Multivalency Effects on the Immobilization of Sucrose Phosphorylase in Flow Microchannels and Their Use in the Development of a High‐Performance Biocatalytic Microreactor

Microstructured reactors are emerging engineering tools for the development of biocatalytic conversions in continuous flow. A promising layout involves flow microchannels that are wall‐coated with enzyme. As protein immobilization within closed microstructures is challenging, we suggested a confluent design of enzyme and microreactor: fusion to the silica‐binding module Z basic2 is used to engineer enzymes for high‐affinity oriented attachment to the plain wall surface of glass microchannels.
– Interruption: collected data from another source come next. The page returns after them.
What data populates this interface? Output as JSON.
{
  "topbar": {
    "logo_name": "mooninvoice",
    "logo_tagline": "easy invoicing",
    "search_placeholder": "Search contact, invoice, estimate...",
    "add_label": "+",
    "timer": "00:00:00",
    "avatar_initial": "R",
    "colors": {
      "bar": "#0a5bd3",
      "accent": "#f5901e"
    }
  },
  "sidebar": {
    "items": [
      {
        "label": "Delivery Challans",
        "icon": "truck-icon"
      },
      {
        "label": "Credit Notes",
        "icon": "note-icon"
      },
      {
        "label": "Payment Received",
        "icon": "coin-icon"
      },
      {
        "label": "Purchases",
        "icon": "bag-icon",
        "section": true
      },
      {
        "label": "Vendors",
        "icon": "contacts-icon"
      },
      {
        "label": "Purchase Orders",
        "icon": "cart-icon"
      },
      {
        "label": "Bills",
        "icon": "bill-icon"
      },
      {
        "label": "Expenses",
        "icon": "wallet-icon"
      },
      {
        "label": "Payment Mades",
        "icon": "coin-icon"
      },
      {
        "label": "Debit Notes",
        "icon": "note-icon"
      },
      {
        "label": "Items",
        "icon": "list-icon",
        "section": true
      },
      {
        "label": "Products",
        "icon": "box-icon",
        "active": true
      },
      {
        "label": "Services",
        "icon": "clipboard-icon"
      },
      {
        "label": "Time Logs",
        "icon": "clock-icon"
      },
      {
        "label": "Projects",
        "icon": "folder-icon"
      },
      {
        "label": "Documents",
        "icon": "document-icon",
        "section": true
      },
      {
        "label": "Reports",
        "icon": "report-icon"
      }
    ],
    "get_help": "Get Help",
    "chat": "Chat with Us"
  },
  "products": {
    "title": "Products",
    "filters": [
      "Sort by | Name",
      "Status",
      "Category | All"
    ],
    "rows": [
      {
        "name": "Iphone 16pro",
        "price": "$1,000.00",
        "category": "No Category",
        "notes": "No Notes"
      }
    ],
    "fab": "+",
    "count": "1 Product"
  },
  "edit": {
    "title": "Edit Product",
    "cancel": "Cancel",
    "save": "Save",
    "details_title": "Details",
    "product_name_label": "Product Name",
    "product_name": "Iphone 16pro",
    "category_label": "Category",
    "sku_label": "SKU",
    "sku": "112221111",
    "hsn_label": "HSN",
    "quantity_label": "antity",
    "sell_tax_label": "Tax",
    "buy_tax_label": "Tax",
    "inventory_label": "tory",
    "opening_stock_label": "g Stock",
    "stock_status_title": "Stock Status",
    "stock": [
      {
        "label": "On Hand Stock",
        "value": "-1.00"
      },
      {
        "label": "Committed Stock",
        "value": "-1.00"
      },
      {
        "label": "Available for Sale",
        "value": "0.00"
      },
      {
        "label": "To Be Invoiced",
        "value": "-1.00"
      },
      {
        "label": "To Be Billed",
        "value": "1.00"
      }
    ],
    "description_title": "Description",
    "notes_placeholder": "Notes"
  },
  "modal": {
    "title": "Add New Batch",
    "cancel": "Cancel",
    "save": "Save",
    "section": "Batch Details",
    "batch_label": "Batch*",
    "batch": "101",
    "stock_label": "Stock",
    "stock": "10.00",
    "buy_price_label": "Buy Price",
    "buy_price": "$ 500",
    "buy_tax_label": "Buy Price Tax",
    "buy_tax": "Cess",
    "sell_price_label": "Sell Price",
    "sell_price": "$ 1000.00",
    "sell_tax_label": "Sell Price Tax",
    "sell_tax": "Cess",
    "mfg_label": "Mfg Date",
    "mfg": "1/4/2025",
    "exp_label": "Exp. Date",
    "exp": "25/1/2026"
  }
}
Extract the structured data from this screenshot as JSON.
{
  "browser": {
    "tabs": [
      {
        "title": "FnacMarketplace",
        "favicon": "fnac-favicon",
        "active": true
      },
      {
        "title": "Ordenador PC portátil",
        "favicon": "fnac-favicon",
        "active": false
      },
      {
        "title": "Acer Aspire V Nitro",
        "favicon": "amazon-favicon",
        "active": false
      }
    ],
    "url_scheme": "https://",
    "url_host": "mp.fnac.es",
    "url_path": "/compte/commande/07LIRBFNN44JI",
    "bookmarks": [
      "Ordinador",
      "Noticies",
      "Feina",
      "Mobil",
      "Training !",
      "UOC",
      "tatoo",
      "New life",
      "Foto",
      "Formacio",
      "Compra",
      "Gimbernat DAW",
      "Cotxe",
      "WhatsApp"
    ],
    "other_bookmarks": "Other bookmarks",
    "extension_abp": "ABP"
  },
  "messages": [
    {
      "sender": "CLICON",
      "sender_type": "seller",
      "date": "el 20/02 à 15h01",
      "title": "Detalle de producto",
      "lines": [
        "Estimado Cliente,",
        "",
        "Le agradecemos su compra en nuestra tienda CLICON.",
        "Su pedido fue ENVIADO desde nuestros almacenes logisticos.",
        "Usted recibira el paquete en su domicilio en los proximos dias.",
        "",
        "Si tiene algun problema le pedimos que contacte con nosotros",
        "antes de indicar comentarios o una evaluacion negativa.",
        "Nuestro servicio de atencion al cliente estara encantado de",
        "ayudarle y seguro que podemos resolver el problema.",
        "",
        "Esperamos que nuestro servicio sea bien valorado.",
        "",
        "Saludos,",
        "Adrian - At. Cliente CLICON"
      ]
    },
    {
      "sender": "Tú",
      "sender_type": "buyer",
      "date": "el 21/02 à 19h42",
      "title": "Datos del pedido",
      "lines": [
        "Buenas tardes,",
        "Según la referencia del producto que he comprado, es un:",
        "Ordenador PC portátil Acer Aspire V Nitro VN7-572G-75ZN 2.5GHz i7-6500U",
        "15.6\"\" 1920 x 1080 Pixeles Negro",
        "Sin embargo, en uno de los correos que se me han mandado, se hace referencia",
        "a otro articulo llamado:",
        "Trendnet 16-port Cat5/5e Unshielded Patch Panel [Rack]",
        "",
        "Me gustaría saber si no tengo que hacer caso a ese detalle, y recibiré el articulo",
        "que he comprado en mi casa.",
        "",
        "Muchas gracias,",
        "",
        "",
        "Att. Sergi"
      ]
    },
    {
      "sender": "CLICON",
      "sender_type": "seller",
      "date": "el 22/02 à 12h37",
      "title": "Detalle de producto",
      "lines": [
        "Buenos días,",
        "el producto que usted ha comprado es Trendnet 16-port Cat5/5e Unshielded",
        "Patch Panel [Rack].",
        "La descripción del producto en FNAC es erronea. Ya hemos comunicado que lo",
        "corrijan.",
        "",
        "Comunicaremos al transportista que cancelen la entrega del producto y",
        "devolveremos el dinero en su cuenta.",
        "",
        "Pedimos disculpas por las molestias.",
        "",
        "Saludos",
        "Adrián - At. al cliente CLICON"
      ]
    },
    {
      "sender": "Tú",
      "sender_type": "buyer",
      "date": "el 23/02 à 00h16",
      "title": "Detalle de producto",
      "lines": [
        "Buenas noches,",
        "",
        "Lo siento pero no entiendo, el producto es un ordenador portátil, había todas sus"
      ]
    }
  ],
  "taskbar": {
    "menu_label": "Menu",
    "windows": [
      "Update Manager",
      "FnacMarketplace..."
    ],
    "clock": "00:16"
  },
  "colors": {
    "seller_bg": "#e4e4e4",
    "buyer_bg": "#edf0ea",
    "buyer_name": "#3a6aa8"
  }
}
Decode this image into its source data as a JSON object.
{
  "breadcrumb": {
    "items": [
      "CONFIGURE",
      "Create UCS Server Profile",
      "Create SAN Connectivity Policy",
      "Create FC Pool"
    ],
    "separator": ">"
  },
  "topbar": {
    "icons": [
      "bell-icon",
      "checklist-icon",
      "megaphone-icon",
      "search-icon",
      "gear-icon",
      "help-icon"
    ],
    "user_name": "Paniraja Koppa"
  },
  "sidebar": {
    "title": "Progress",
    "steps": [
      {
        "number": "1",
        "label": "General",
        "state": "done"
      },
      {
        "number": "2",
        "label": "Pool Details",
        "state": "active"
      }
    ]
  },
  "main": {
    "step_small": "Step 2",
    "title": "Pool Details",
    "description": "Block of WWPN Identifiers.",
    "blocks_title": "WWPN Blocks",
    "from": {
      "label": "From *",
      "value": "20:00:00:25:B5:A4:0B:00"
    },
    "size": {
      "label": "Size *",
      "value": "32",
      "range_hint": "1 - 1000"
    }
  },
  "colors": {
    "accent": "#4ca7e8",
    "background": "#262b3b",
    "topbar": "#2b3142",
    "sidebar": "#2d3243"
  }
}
In this study of sucrose phosphorylase, we examined the effects of multiple Z basic2 modules in a single enzyme molecule on the activity and adsorption stability of the phosphorylase immobilized in a glass microchannel reactor. Compared to the “monovalent” enzyme, two Z basic2 modules, present in tandem repeat at the N‐terminus, separated at the N‐ and C‐terminus of an enzyme monomer, or arranged N‐terminally in a protein homodimer, boosted the effectiveness of the immobilized phosphorylase by up to twofold. They attenuated (up to 12‐fold) the elution of the wall‐coated enzyme during continuous reactor operation. The divalent phosphorylase was distributed uniformly on the microchannel surface and approximately 70 % activity could still be retained after 690 reactor cycles. Reaction–diffusion regime analysis in terms of the second Damköhler number (Da II ≤0.02) revealed the absence of mass transport limitations on the conversion rate. The synthesis of α‐ d ‐glucose 1‐phosphate occurred with a productivity of ∼14 m m  min −1 at 50 % substrate conversion (50 m m ). The use of wall‐coated enzyme microreactors in high‐performance biocatalytic reaction engineering is supported strongly.